Sunday, February 18, 2007

Monday, February 05, 2007

Updates

Stuff I told you about here has changed. Well, some of it has. Molly Ivins remains dead, as do my uncle and neighbor. At least death is permanent. Or is it?

My best friend's suspicious "masses" of the breast and armpit turned out to be calcification or something -- at any rate, nothing to worry about. She has to go back in a year for another mammogram and that's it.

Her mom is doing incredibly well, despite dementia and the resulting confusion. She thinks she's in elementary school, evidently. Crazy thing is, she's a lot happier (friend: "She LOVED school!") and is even participating in group activities at the nursing home, which she never did in the assisted living facility where she used to live. Happiness is good, even if it's based on faulty thinking. Isn't it?

Friend's cat with kidney failure has rallied and is now eating, playing with the other cat in the house and walking around with his tail in the air. We've recently heard of cats living a year or more after this diagnosis. Hope has been restored (at least temporarily).

Over the weekend I attended a class. On Sunday we were asked to participate in an exercise about impermance and our tendency to avoid the difficult feelings associated with impermanence: Each of us was invited to sit in a chair facing the group of 30 or so and state our name and our parents' names and then announce out loud that we will die. As in, "I am Sarah, my father was Bill and my mother is Martha. I will die." It was a profound and moving experience and one I'll be thinking about for a long, long time.

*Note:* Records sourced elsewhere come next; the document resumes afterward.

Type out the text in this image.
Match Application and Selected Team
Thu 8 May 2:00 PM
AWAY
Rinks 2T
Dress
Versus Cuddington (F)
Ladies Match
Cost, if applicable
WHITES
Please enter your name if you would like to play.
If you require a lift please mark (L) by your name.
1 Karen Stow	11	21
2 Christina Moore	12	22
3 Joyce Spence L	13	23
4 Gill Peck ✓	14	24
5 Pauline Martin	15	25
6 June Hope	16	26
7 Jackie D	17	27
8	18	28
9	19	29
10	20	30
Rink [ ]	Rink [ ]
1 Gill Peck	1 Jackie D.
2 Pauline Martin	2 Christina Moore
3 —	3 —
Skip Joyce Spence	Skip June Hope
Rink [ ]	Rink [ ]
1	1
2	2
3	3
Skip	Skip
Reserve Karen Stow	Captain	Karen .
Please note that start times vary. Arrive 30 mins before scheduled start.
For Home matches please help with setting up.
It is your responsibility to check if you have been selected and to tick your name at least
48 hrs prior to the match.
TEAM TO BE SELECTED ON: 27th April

Saturday, February 03, 2007

Man Code, Cracked

This article has me all heated up this morning. In it, Chronicle columnist C. W. Nevius explains why our mayor's sexual decisions represent a breach in the "Man Code." The article is part of the larger annoying media package on this story, which focuses on the "betrayal" by Newsom of his relationship with the husband of his lover. Rarely do we hear that in fact his lover was an employee (his appointment secretary) and that possibly such relationships are, at best, really poor choices and demonstrative of some incredibly bad (and not very mayoral) decision-making, and at worst, sexual harassment. From the article:

It seems that what is at work here is another case in which women are from Venus and men are from the mysterious, dark side of the moon.

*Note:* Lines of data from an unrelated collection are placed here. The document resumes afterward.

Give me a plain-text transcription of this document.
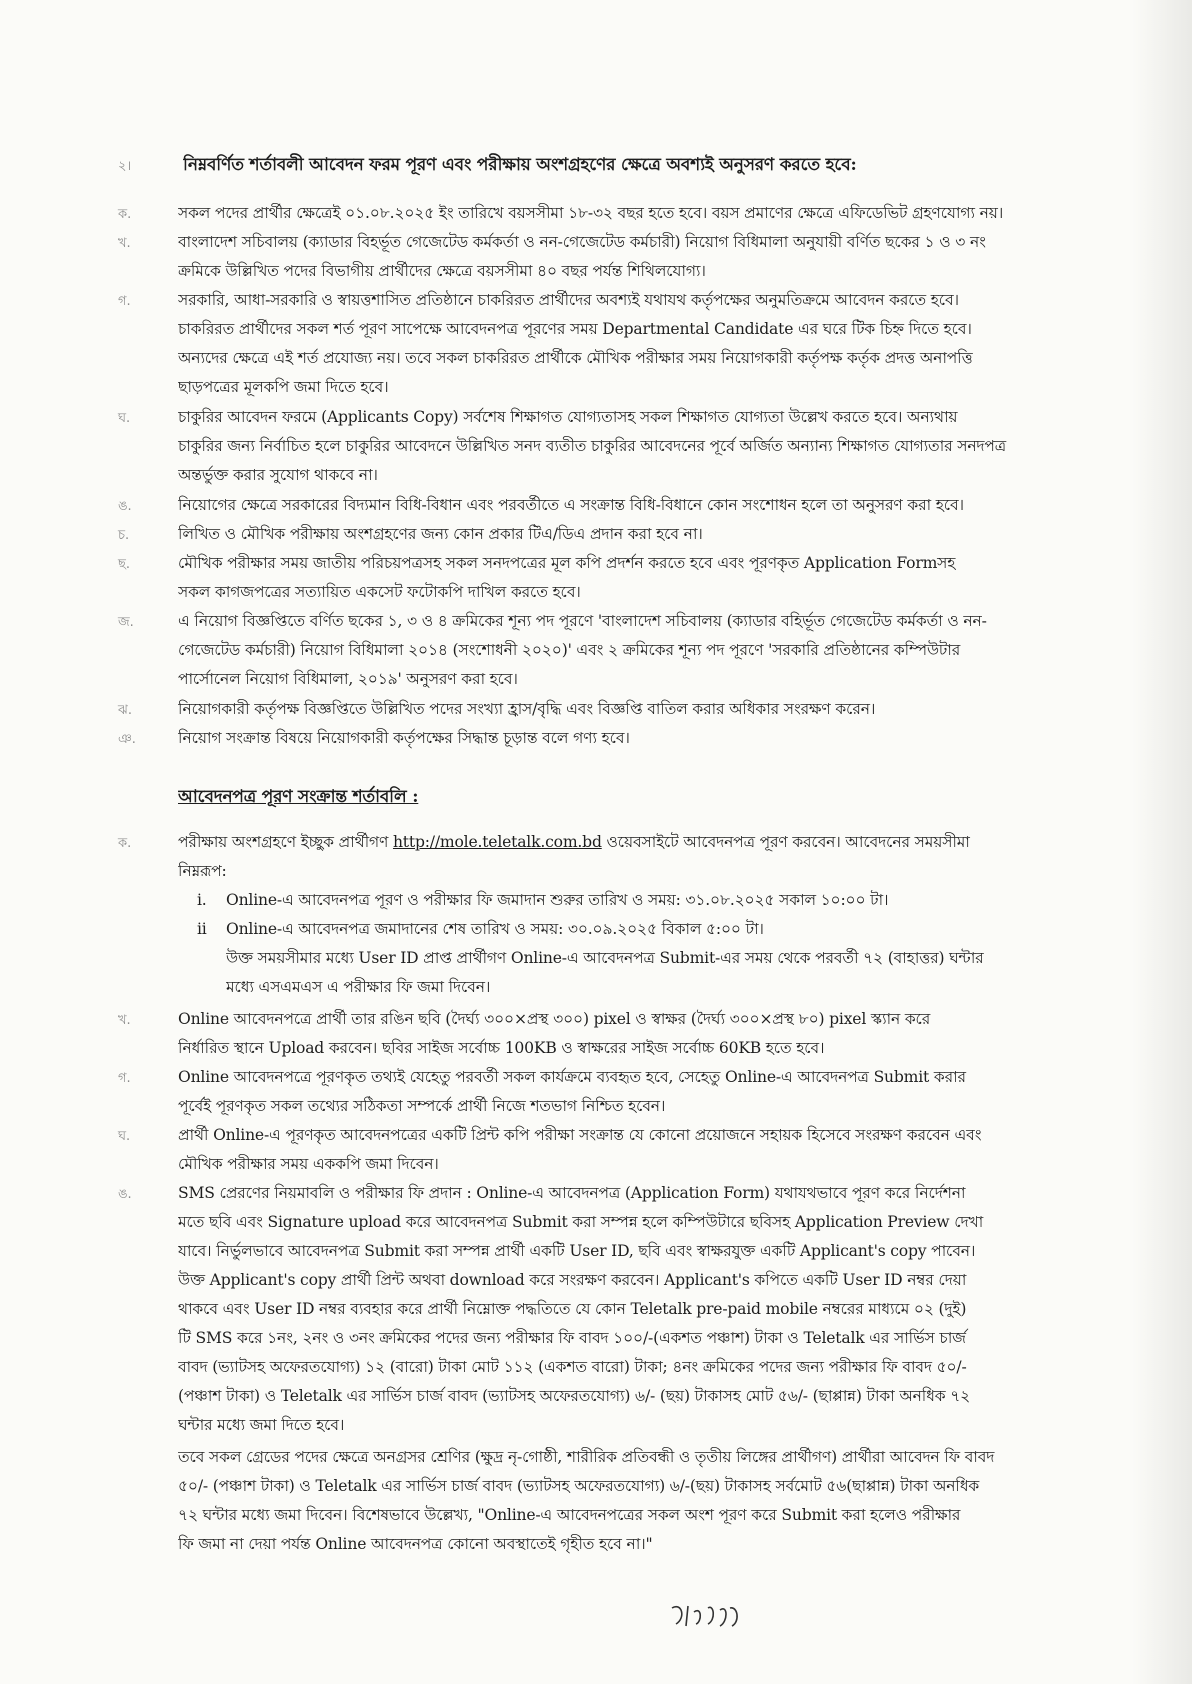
২।	নিম্নবর্ণিত শর্তাবলী আবেদন ফরম পূরণ এবং পরীক্ষায় অংশগ্রহণের ক্ষেত্রে অবশ্যই অনুসরণ করতে হবে:
ক.	সকল পদের প্রার্থীর ক্ষেত্রেই ০১.০৮.২০২৫ ইং তারিখে বয়সসীমা ১৮-৩২ বছর হতে হবে। বয়স প্রমাণের ক্ষেত্রে এফিডেভিট গ্রহণযোগ্য নয়।
খ.	বাংলাদেশ সচিবালয় (ক্যাডার বিহর্ভূত গেজেটেড কর্মকর্তা ও নন-গেজেটেড কর্মচারী) নিয়োগ বিধিমালা অনুযায়ী বর্ণিত ছকের ১ ও ৩ নং
ক্রমিকে উল্লিখিত পদের বিভাগীয় প্রার্থীদের ক্ষেত্রে বয়সসীমা ৪০ বছর পর্যন্ত শিথিলযোগ্য।
গ.	সরকারি, আধা-সরকারি ও স্বায়ত্তশাসিত প্রতিষ্ঠানে চাকরিরত প্রার্থীদের অবশ্যই যথাযথ কর্তৃপক্ষের অনুমতিক্রমে আবেদন করতে হবে।
চাকরিরত প্রার্থীদের সকল শর্ত পূরণ সাপেক্ষে আবেদনপত্র পূরণের সময় Departmental Candidate এর ঘরে টিক চিহ্ন দিতে হবে।
অন্যদের ক্ষেত্রে এই শর্ত প্রযোজ্য নয়। তবে সকল চাকরিরত প্রার্থীকে মৌখিক পরীক্ষার সময় নিয়োগকারী কর্তৃপক্ষ কর্তৃক প্রদত্ত অনাপত্তি
ছাড়পত্রের মূলকপি জমা দিতে হবে।
ঘ.	চাকুরির আবেদন ফরমে (Applicants Copy) সর্বশেষ শিক্ষাগত যোগ্যতাসহ সকল শিক্ষাগত যোগ্যতা উল্লেখ করতে হবে। অন্যথায়
চাকুরির জন্য নির্বাচিত হলে চাকুরির আবেদনে উল্লিখিত সনদ ব্যতীত চাকুরির আবেদনের পূর্বে অর্জিত অন্যান্য শিক্ষাগত যোগ্যতার সনদপত্র
অন্তর্ভুক্ত করার সুযোগ থাকবে না।
ঙ.	নিয়োগের ক্ষেত্রে সরকারের বিদ্যমান বিধি-বিধান এবং পরবর্তীতে এ সংক্রান্ত বিধি-বিধানে কোন সংশোধন হলে তা অনুসরণ করা হবে।
চ.	লিখিত ও মৌখিক পরীক্ষায় অংশগ্রহণের জন্য কোন প্রকার টিএ/ডিএ প্রদান করা হবে না।
ছ.	মৌখিক পরীক্ষার সময় জাতীয় পরিচয়পত্রসহ সকল সনদপত্রের মূল কপি প্রদর্শন করতে হবে এবং পূরণকৃত Application Formসহ
সকল কাগজপত্রের সত্যায়িত একসেট ফটোকপি দাখিল করতে হবে।
জ.	এ নিয়োগ বিজ্ঞপ্তিতে বর্ণিত ছকের ১, ৩ ও ৪ ক্রমিকের শূন্য পদ পূরণে 'বাংলাদেশ সচিবালয় (ক্যাডার বহির্ভূত গেজেটেড কর্মকর্তা ও নন-
গেজেটেড কর্মচারী) নিয়োগ বিধিমালা ২০১৪ (সংশোধনী ২০২০)' এবং ২ ক্রমিকের শূন্য পদ পূরণে 'সরকারি প্রতিষ্ঠানের কম্পিউটার
পার্সোনেল নিয়োগ বিধিমালা, ২০১৯' অনুসরণ করা হবে।
ঝ.	নিয়োগকারী কর্তৃপক্ষ বিজ্ঞপ্তিতে উল্লিখিত পদের সংখ্যা হ্রাস/বৃদ্ধি এবং বিজ্ঞপ্তি বাতিল করার অধিকার সংরক্ষণ করেন।
ঞ.	নিয়োগ সংক্রান্ত বিষয়ে নিয়োগকারী কর্তৃপক্ষের সিদ্ধান্ত চূড়ান্ত বলে গণ্য হবে।
আবেদনপত্র পূরণ সংক্রান্ত শর্তাবলি :
ক.	পরীক্ষায় অংশগ্রহণে ইচ্ছুক প্রার্থীগণ http://mole.teletalk.com.bd ওয়েবসাইটে আবেদনপত্র পূরণ করবেন। আবেদনের সময়সীমা
নিম্নরূপ:
i.	Online-এ আবেদনপত্র পূরণ ও পরীক্ষার ফি জমাদান শুরুর তারিখ ও সময়: ৩১.০৮.২০২৫ সকাল ১০:০০ টা।
ii	Online-এ আবেদনপত্র জমাদানের শেষ তারিখ ও সময়: ৩০.০৯.২০২৫ বিকাল ৫:০০ টা।
উক্ত সময়সীমার মধ্যে User ID প্রাপ্ত প্রার্থীগণ Online-এ আবেদনপত্র Submit-এর সময় থেকে পরবর্তী ৭২ (বাহাত্তর) ঘন্টার
মধ্যে এসএমএস এ পরীক্ষার ফি জমা দিবেন।
খ.	Online আবেদনপত্রে প্রার্থী তার রঙিন ছবি (দৈর্ঘ্য ৩০০×প্রস্থ ৩০০) pixel ও স্বাক্ষর (দৈর্ঘ্য ৩০০×প্রস্থ ৮০) pixel স্ক্যান করে
নির্ধারিত স্থানে Upload করবেন। ছবির সাইজ সর্বোচ্চ 100KB ও স্বাক্ষরের সাইজ সর্বোচ্চ 60KB হতে হবে।
গ.	Online আবেদনপত্রে পূরণকৃত তথ্যই যেহেতু পরবর্তী সকল কার্যক্রমে ব্যবহৃত হবে, সেহেতু Online-এ আবেদনপত্র Submit করার
পূর্বেই পূরণকৃত সকল তথ্যের সঠিকতা সম্পর্কে প্রার্থী নিজে শতভাগ নিশ্চিত হবেন।
ঘ.	প্রার্থী Online-এ পূরণকৃত আবেদনপত্রের একটি প্রিন্ট কপি পরীক্ষা সংক্রান্ত যে কোনো প্রয়োজনে সহায়ক হিসেবে সংরক্ষণ করবেন এবং
মৌখিক পরীক্ষার সময় এককপি জমা দিবেন।
ঙ.	SMS প্রেরণের নিয়মাবলি ও পরীক্ষার ফি প্রদান : Online-এ আবেদনপত্র (Application Form) যথাযথভাবে পূরণ করে নির্দেশনা
মতে ছবি এবং Signature upload করে আবেদনপত্র Submit করা সম্পন্ন হলে কম্পিউটারে ছবিসহ Application Preview দেখা
যাবে। নির্ভুলভাবে আবেদনপত্র Submit করা সম্পন্ন প্রার্থী একটি User ID, ছবি এবং স্বাক্ষরযুক্ত একটি Applicant's copy পাবেন।
উক্ত Applicant's copy প্রার্থী প্রিন্ট অথবা download করে সংরক্ষণ করবেন। Applicant's কপিতে একটি User ID নম্বর দেয়া
থাকবে এবং User ID নম্বর ব্যবহার করে প্রার্থী নিম্নোক্ত পদ্ধতিতে যে কোন Teletalk pre-paid mobile নম্বরের মাধ্যমে ০২ (দুই)
টি SMS করে ১নং, ২নং ও ৩নং ক্রমিকের পদের জন্য পরীক্ষার ফি বাবদ ১০০/-(একশত পঞ্চাশ) টাকা ও Teletalk এর সার্ভিস চার্জ
বাবদ (ভ্যাটসহ অফেরতযোগ্য) ১২ (বারো) টাকা মোট ১১২ (একশত বারো) টাকা; ৪নং ক্রমিকের পদের জন্য পরীক্ষার ফি বাবদ ৫০/-
(পঞ্চাশ টাকা) ও Teletalk এর সার্ভিস চার্জ বাবদ (ভ্যাটসহ অফেরতযোগ্য) ৬/- (ছয়) টাকাসহ মোট ৫৬/- (ছাপ্পান্ন) টাকা অনধিক ৭২
ঘন্টার মধ্যে জমা দিতে হবে।
তবে সকল গ্রেডের পদের ক্ষেত্রে অনগ্রসর শ্রেণির (ক্ষুদ্র নৃ-গোষ্ঠী, শারীরিক প্রতিবন্ধী ও তৃতীয় লিঙ্গের প্রার্থীগণ) প্রার্থীরা আবেদন ফি বাবদ
৫০/- (পঞ্চাশ টাকা) ও Teletalk এর সার্ভিস চার্জ বাবদ (ভ্যাটসহ অফেরতযোগ্য) ৬/-(ছয়) টাকাসহ সর্বমোট ৫৬(ছাপ্পান্ন) টাকা অনধিক
৭২ ঘন্টার মধ্যে জমা দিবেন। বিশেষভাবে উল্লেখ্য, "Online-এ আবেদনপত্রের সকল অংশ পূরণ করে Submit করা হলেও পরীক্ষার
ফি জমা না দেয়া পর্যন্ত Online আবেদনপত্র কোনো অবস্থাতেই গৃহীত হবে না।"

"There is a code that men live by," says family therapist Tracey Gersten, a woman. "Women may not know about it, or they may pooh-pooh it, but it is very real. I think if you put a group of men in a room, they'd have no trouble putting a man code together."

"The betrayal is the big thing," said Colin Hussey, 44, who was among those who wrote me. "Good God, this is your loyal ally. It is that sense of honor. It's like the samurai or even the mafia."

Baffled, without a Tracey Gersten (woman!) around to ask for help, I asked Mr. Spouse what all this means. He swaggered a little and did his best to imitate a Regular Guy™.

"It's like this: We men have to be able to trust that our property isn't going to be defiled when we loan it out for other purposes."

It's so helpful, having a translator around the house.